Investment in student property has risen in 2017 due to the strong yields offered in university towns and cities coupled with a weak pound.
New research from Savills’ has revealed that investment in student property will reach £5.3 billion by the end of 2017. This marks a 17 per cent increase in comparison to 2016. The research suggested that Brexit may have added to the appetite for UK student housing after £2.1 billion was transacted in the sector after the referendum in comparison to £1.9 billion earlier in the year.
The growing demand for investing in student housing assets has outgrown the supply of available stock. 25 per cent of the £4.5 billion traded by Savils last year involved forward funding developments, whilst existing stock made up just 69 per cent of trades. This marks the lowest proportion on record.

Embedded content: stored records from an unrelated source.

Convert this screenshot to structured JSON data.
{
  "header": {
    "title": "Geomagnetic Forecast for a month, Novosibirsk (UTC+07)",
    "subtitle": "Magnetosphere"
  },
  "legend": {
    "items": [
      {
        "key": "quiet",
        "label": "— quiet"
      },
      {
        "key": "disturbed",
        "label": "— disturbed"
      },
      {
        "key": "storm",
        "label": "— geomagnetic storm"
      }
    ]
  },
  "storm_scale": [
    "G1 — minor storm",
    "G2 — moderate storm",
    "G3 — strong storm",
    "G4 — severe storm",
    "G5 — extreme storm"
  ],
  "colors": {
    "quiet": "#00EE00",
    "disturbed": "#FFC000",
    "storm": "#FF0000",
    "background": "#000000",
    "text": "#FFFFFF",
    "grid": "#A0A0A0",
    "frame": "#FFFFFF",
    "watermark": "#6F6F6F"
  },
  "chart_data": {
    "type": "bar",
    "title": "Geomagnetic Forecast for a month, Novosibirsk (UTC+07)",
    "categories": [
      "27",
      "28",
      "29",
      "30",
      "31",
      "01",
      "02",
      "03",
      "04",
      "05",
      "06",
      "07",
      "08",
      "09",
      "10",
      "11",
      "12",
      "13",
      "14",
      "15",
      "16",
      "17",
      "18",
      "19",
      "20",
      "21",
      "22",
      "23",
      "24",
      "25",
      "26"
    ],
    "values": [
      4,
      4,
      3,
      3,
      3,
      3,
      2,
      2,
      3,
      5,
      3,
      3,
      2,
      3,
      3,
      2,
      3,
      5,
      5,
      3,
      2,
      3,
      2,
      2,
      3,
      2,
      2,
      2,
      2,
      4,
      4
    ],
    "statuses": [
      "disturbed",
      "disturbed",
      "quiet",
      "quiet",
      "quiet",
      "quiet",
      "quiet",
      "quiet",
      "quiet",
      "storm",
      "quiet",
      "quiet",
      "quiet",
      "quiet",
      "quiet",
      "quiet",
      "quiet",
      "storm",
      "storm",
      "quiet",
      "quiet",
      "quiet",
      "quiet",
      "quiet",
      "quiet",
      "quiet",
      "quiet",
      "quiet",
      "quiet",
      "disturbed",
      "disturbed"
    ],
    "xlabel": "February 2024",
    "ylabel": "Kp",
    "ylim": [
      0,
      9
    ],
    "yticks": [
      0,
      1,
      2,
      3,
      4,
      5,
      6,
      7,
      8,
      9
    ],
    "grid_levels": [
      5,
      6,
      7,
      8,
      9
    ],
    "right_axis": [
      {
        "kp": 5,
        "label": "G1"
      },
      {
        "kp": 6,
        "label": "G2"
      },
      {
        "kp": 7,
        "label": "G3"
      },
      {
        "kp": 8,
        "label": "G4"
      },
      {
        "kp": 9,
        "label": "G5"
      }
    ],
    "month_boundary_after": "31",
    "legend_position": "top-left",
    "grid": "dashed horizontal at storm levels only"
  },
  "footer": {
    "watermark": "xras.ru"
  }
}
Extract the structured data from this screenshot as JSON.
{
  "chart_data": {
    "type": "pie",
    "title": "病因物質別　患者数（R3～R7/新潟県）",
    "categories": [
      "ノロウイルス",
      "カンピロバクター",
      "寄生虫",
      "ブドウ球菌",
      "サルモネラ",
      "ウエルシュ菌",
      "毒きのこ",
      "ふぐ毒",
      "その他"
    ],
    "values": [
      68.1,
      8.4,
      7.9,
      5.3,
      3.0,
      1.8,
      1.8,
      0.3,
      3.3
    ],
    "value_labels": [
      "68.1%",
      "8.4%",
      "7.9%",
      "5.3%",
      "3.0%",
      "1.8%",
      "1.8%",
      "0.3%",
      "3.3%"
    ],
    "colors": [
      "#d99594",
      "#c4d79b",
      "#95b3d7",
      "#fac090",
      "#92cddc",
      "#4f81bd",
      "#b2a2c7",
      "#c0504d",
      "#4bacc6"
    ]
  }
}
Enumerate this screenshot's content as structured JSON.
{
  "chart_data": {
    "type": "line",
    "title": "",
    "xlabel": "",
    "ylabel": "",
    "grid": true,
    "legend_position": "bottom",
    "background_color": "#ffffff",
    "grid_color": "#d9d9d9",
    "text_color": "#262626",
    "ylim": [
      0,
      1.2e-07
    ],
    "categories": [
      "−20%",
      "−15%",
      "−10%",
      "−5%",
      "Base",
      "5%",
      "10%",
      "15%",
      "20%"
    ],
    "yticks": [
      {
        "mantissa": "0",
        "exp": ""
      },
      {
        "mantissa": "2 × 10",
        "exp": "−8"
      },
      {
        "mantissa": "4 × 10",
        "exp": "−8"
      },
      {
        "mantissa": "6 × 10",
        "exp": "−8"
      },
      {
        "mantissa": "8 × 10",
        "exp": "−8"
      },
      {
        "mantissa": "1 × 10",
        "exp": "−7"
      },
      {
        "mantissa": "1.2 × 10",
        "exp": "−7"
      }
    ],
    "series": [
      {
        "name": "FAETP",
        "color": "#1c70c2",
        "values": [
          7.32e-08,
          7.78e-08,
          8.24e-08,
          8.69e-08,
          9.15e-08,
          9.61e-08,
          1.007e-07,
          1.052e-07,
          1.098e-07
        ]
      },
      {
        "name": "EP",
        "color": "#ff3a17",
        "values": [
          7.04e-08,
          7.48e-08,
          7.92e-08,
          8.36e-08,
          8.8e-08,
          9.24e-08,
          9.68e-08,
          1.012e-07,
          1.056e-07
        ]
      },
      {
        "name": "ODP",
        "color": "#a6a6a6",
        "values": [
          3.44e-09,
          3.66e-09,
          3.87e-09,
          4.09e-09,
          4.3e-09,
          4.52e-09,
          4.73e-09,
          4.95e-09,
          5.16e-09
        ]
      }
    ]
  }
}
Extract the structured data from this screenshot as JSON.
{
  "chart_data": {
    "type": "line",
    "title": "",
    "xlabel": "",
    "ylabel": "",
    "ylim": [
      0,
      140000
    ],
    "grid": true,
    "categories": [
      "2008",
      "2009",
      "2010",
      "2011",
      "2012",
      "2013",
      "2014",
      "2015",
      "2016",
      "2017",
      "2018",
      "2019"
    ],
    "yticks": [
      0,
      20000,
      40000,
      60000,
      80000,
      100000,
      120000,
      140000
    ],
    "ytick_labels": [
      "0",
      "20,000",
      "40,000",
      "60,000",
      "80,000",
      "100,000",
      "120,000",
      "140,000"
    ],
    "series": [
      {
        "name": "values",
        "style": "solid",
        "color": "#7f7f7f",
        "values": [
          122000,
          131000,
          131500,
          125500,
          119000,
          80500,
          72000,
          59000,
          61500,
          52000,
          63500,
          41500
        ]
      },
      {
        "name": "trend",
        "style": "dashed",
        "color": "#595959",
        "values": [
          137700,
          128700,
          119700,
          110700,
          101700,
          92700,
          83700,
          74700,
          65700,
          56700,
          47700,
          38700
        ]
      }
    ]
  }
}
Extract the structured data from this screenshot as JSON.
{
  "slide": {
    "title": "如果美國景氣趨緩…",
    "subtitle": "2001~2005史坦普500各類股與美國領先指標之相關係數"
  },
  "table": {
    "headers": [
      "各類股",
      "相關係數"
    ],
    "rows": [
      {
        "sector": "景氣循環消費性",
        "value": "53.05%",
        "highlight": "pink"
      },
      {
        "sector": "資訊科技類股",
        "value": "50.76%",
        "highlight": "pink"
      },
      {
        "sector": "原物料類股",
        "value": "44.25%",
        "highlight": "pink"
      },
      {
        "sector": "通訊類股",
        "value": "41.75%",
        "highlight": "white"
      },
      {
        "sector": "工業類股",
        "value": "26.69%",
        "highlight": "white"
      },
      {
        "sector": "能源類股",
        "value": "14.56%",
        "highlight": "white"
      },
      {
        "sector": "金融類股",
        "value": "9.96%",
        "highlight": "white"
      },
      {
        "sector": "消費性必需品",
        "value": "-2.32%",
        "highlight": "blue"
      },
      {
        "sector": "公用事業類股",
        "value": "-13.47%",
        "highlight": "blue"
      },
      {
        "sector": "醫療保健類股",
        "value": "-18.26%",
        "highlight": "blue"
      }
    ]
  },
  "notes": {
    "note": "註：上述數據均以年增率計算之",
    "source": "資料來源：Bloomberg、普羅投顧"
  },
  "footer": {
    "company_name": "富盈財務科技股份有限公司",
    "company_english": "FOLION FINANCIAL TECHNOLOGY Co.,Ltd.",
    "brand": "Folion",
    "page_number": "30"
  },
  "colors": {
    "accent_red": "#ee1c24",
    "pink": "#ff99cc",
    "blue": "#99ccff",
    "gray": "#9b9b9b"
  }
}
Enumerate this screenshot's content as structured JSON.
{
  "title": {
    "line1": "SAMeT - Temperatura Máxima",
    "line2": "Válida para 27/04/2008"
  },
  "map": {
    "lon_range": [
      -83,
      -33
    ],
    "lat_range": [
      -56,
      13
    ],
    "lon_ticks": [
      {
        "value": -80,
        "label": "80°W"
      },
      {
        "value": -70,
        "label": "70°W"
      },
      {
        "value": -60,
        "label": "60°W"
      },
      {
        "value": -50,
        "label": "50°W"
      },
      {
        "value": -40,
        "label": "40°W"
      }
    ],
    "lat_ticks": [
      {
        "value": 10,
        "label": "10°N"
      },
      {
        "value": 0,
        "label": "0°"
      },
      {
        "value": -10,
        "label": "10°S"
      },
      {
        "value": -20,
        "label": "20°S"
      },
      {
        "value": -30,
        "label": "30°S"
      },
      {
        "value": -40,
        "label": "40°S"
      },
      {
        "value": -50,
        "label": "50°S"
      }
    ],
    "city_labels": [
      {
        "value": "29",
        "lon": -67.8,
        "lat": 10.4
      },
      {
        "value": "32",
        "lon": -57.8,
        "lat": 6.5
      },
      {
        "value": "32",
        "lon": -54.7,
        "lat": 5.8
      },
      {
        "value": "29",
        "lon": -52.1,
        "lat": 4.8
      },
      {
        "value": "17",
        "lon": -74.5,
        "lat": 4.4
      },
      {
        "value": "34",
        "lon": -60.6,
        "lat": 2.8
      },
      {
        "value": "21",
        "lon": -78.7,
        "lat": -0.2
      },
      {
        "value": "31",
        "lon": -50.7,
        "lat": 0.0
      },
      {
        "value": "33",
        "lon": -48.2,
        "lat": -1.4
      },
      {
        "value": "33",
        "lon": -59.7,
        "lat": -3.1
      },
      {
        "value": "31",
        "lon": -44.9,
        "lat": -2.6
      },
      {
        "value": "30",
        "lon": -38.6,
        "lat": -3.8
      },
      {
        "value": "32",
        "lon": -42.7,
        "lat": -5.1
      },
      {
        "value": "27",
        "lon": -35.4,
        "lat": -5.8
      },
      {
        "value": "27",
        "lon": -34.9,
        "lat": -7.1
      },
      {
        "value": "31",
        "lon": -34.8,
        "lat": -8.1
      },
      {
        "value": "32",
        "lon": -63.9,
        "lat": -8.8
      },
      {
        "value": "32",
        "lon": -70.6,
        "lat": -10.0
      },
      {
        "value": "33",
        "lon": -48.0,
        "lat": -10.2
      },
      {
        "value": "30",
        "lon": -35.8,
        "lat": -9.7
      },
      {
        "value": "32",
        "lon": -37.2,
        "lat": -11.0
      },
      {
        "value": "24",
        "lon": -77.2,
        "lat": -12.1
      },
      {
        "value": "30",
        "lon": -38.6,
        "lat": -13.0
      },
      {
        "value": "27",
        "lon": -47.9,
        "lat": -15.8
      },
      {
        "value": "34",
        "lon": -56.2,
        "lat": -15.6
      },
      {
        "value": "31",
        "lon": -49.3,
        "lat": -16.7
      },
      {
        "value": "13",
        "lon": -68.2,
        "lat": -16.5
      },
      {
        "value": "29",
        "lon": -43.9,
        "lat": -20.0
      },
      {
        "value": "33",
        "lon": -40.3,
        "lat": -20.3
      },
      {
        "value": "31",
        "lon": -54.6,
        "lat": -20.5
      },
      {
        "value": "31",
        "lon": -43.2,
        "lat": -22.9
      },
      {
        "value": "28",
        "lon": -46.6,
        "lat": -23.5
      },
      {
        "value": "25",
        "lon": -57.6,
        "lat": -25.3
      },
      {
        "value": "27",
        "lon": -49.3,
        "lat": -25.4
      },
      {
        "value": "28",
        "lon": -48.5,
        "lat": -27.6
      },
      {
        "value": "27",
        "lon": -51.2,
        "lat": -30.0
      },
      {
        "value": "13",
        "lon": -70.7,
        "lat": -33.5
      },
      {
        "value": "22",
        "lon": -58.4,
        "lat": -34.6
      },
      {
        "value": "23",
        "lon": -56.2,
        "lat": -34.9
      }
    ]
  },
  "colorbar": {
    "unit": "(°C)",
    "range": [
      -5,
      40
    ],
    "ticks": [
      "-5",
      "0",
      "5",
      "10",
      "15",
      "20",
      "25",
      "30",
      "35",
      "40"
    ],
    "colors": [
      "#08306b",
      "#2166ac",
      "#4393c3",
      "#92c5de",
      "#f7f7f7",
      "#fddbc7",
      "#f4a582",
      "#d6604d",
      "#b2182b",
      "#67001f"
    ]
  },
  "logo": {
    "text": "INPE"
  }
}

The Mistoria Group, specialists in high yielding investment property, supported the high growth results, having seen demand for student property in the North West rise 38 per cent year on year. This was fueled by an increase in investment from Turkey, which accounted for 20 per cent of the growth. The UAE accounted for 9 per cent and Hong Kong at 5 per cent.
Managing Director of The Mistoria Group, Mish Liyanage, commented: ‘We have seen a large increase in international investors’ appetite for student accommodation. They are attracted to the UK because of the relatively low-cost student property on offer and the excellent net yields that range between 12 per cent and 15 per cent in the North West. Investors have a wide choice of accommodation to chose from, such as HMOs to purpose-built accommodation. There is a general shortage of student accommodation across the UK and especially in university cities such as Liverpool and Plymouth. In Liverpool, there are now 21,700 PBSA units, meaning 2.1 students for each unit. With supply of a further 12,400 units either under construction or with planning permission, this ratio just 1.4.’
He concluded: ‘Liverpool is a great university city to invest in. An HMO property with a superior spec can deliver investors an average gross rental yield of 13 per cent, leveraged return on investment of 35 per cent plus, before any charges and voids. A three bed HMO which houses three students, can be bought from £120,000 upwards in Liverpool. The return on investment is very attractive too, with 13 per cent (8 per cent cash rental and 5 per cent capital growth). The gross rent on the property will exceed £1,235 pcm, as each room is rented out.’